Gender diversity existed in ancient England too: the grave of a 4th Century AD Gallus priestess was found at Cataractonium, a Roman Settlement in North Yorkshire. Galli were born male but chose to live their lives as women in honour of the goddess Cybele.
In medieval Britain Eleanor Rykener, born John, began presenting as female when she started an embroidery apprenticeship in London. Her story appears in court records from 1394 after she was arrested for prostitution. For Eleanor’s trial the court notes were written in Latin, which was uncommon for the time, but allowed for the proceedings to continue without the male or female pronouns frequently required by English or French. The court was aware of Eleanor’s assigned gender at birth but seemed unable to decide on which pronouns to give her in the records, and thus, used Latin.
In 18th Century France Chevalier d’Eon, a celebrated soldier, diplomat and spy employed by King Louis XV, lived openly as a man and as a woman in France and England at different stages of their life. The Chevalier d'Eon was so famed that a series of prints depicting them were produced in their lifetime.
Around the same time, John Taylor, born Mary Anne Talbot, joined the French Revolutionary Wars of the 1790s and spent many years at sea living as a man. In 1797 John was seized by a press-gang and was forced to reveal their gender at birth, then returned to England but continued to dress as a sailor and drink with former messmates. And Fanny and Stella (Frederick Park and Ernest Boulton) were a Victorian upper-class couple who frequently and proudly dressed in women's clothes.

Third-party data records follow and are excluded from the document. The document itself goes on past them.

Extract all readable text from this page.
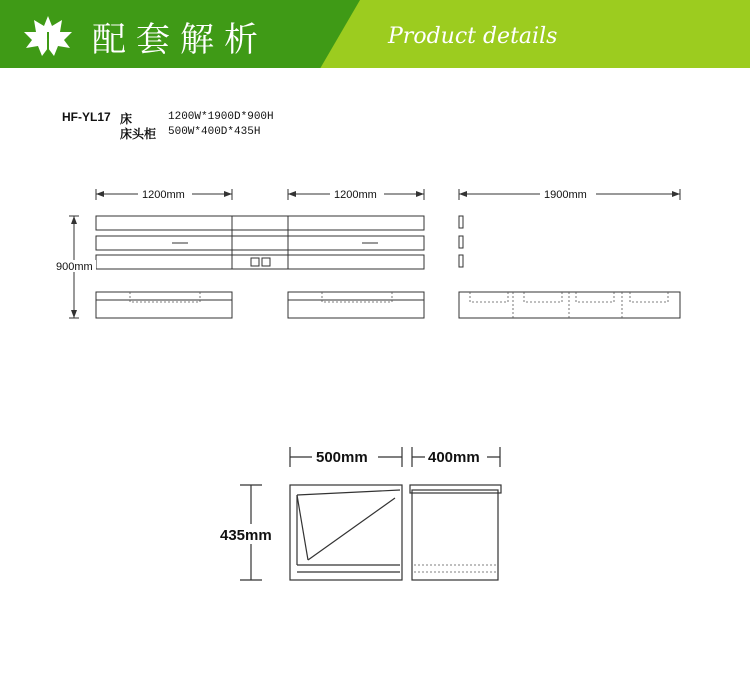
配套解析	Product details
HF-YL17 床	1200W*1900D*900H
床头柜 500W*400D*435H
1200mm	1200mm	1900mm
900mm
500mm	400mm
435mm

Back in the Old West, historians say a variety of reasons led to the frontierspeople defying traditional gender norms. Many chose to dress as the opposite sex for practicality; a woman was able to earn money and have more freedom when presenting as a man.
And the wildness of the West made it a very popular location for people to start a new life due to its scattered and transient nature. People were able to reinvent themselves, take refuge and live freely as any gender in the remote landscape.